The truth is on the tip of my tongue, but to speak it into existence means I’m validating every wretched thing that has been forced upon me. Every shout from Papa, every violation that night, every slice of my blades. I have been in survival mode since the day I turned thirteen.

“No one. I am alone. The Fox is an island.”

Rhodes straightens, his hands moving to grasp my shoulders. I have never seen him so determined. This is Rhodes Alexander as the sniper he once was. His jaw is firmly set, and those blue eyes have never looked more turbulent. They remind me of the way water looks when a wave crests in a tempest. The change is stark but yet so subtle you’d miss it if you weren’t intimately familiar with him.

“ I have you, kochanie . I protect you . I watch your six.” I shake my head, refusing to allow him to do this, to sacrifice this for me.

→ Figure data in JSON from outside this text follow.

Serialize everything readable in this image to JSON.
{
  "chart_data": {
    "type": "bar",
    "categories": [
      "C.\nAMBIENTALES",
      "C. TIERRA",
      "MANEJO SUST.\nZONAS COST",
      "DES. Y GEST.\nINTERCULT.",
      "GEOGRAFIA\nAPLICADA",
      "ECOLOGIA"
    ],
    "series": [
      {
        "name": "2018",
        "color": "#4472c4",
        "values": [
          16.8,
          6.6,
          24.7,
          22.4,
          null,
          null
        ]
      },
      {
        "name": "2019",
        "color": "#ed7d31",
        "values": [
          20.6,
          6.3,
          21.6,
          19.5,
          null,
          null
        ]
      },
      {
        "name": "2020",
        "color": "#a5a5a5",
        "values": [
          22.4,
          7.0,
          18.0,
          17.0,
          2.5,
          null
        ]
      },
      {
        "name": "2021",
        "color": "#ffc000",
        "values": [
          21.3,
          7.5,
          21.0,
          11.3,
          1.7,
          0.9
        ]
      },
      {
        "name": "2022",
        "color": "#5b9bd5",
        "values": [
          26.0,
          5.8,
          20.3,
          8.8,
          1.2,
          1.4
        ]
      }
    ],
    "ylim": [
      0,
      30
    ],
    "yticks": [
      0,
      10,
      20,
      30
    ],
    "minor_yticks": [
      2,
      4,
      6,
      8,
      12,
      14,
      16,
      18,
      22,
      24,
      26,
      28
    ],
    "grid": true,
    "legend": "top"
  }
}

“Rhodes, I can’t.” He surges forward, cradling my face in his rough hands. His mouth finds mine and his silken tongue runs along the seam of my lips, coaxing them open. A small moan comes from me, and Rhodes takes the opportunity to deepen the kiss. I soften for him, letting him take the pain I have kept buried deep. A whimper escapes my body, its release unstoppable. I let him carry the load for just a moment. His fingers tighten in my hair briefly before he relaxes.

“I have you, Amelia Conte. You are mine.”